Qui plus est, le Juge ajoute que cet argent n’a jamais été remis en main propre à Emmanuel Ndzoma ni à Nestor, mais au service comptable de l’église. Dame Mbenga confirme que son argent remis (60.000 fcfa au total) n’était pas pour recevoir une guérison, une prédiction ou autre mais c’était exclusivement pour la construction de l’église et de la croisade .
Sur la pratique du Charlatanisme :
La pratique du charlatanisme est définie en droit comme toute action prétendant publiquement, de manière frauduleuse, disposer des compétences médicales les proposant à des individus des remèdes illusoires ou insuffisamment éprouvés en les présentant comme salutaire et sans danger.

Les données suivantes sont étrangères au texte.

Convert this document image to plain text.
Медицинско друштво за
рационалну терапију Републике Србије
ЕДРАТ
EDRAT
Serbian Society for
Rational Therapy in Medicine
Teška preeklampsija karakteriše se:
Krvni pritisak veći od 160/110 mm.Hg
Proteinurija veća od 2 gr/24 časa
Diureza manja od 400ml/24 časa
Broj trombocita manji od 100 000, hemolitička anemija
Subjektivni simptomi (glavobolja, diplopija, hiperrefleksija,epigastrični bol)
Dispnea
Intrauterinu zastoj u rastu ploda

Selon le juge, tout au long de l’instruction, aucune preuve matérielle caractérisant la sorcellerie ou le charlatanisme au sens de la loi n’a été apportée. Et il n’y a eu aucune entente entre Ndzoma et ses collaborateurs inculpés, encore moins avec dame Mbenga.

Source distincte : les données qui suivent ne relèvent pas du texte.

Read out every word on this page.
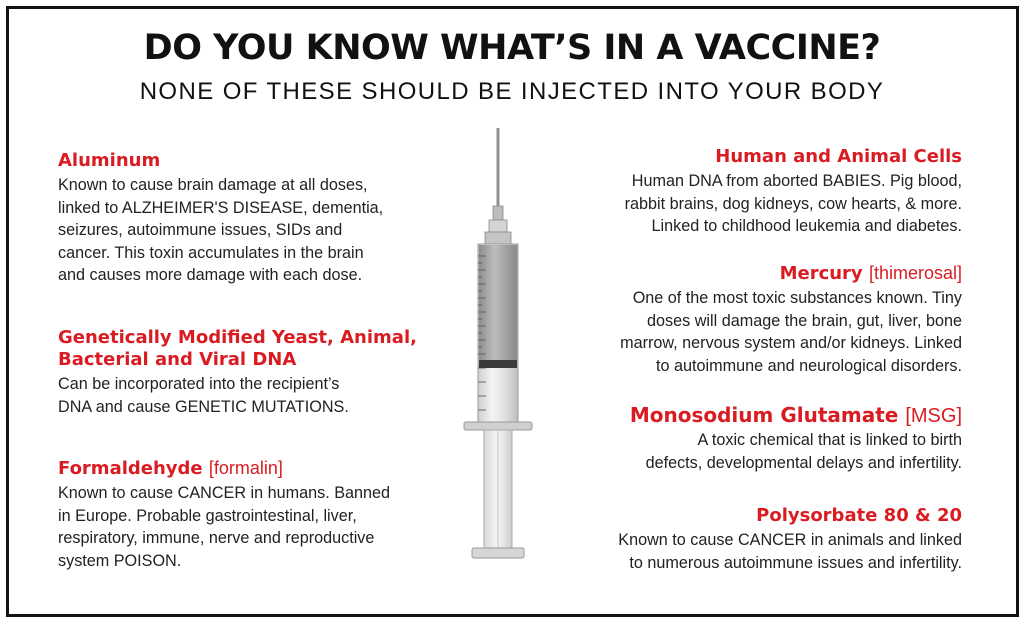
DO YOU KNOW WHAT’S IN A VACCINE?
NONE OF THESE SHOULD BE INJECTED INTO YOUR BODY
Aluminum

Known to cause brain damage at all doses,
linked to ALZHEIMER'S DISEASE, dementia,
seizures, autoimmune issues, SIDs and
cancer. This toxin accumulates in the brain
and causes more damage with each dose.

Genetically Modified Yeast, Animal,
Bacterial and Viral DNA

Can be incorporated into the recipient’s
DNA and cause GENETIC MUTATIONS.

Formaldehyde [formalin]

Known to cause CANCER in humans. Banned
in Europe. Probable gastrointestinal, liver,
respiratory, immune, nerve and reproductive
system POISON.

Human and Animal Cells

Human DNA from aborted BABIES. Pig blood,
rabbit brains, dog kidneys, cow hearts, & more.
Linked to childhood leukemia and diabetes.

Mercury [thimerosal]

One of the most toxic substances known. Tiny
doses will damage the brain, gut, liver, bone
marrow, nervous system and/or kidneys. Linked
to autoimmune and neurological disorders.

Monosodium Glutamate [MSG]

A toxic chemical that is linked to birth
defects, developmental delays and infertility.

Polysorbate 80 & 20

Known to cause CANCER in animals and linked
to numerous autoimmune issues and infertility.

Tout au long de la procédure, pour la manifestation de la vérité, le juge d’instruction a convoqué et entendu plusieurs personnes. Il ressort donc qu’Emmanuel Ndzoma et ses collaborateurs inculpés ne se sont jamais vantés détenir une potion magique, un remède, d’êtres des guérisseurs ayant proposé des remèdes illusoires à leur victime.
Sur le faux usage et de faux et défaut de carte de séjour :
Les faits sont suffisamment établis à l’encontre de Nestor Samba. En effet, c’est sur la base des informations erronées que ce dernier s’est fait établir des documents de l’administration gabonaise, attestant sa nationalité gabonaise alors qu’il est Congolais de Kinshasa. Il a utilisé ses documents en sachant que lesdites pièces étaient fausses. Il tombe donc sur le coup de la loi, et il n’a pas de carte de séjour. Toutefois, il bénéficie toujours de la Présomption d’innocence.
Le 22 juin 2023, La Chambre d’accusation, après examen minutieux du dossier, a confirmé définitivement et entièrement l’ordonnance non lieu-partiel et de renvoi devant le Tribunal Correctionnel du juge d’instruction.
Seul Nestor Samba sera jugé par le Tribunal Correctionnel pour faux et usage de faux et défaut de carte de séjour.
Il faut également préciser que, lors de l’audience de la chambre d’accusation, le Parquet Général avait aussi requis pour le non lieu-partiel.
Le Prophète Emmanuel Ndzoma défendu par Mes Jean-Paul Moumbembé et Pie Makanga Avocats au Barreau National du Gabon, a passé 5 mois en prison. Son église est toujours fermée jusqu’a ce jour .
Sa famille biologique et celle spirituelle ont également été moquées sur les réseaux sociaux. Le jeune prophète avait été jeté à la vindicte populaire, son image largement entachée auprès de l’opinion. Mais la justice gabonaise vient de le blanchir définitivement après avoir passé 5 mois en prison.
Qui va réparer le préjudice qu’Emmanuel Ndzoma a subi ?
Il est aussi temps que le Ministère de l’Intérieur puisse désormais lever la mesure portant fermeture de l’église nommée “la Synagogue.” La Justice a rendu sa décision et force reste à la loi.
SOS Prisonniers Gabon, souhaite aussi qu’Emmanuel Ndzoma, qui a passé un séjour en milieu carcéral, œuvre désormais pour ces personnes incarcérées, abandonnées, qui ont soif de justice et sont dans des mauvaises conditions de détention. Car nous espérons que, si Dieu a permis qu’Emmanuel Ndzoma puisse faire un tour en prison, cela n’est peut-être pas en vain.
Source : SOS Prisonniers Gabon, pour l’Indépendance de la Justice.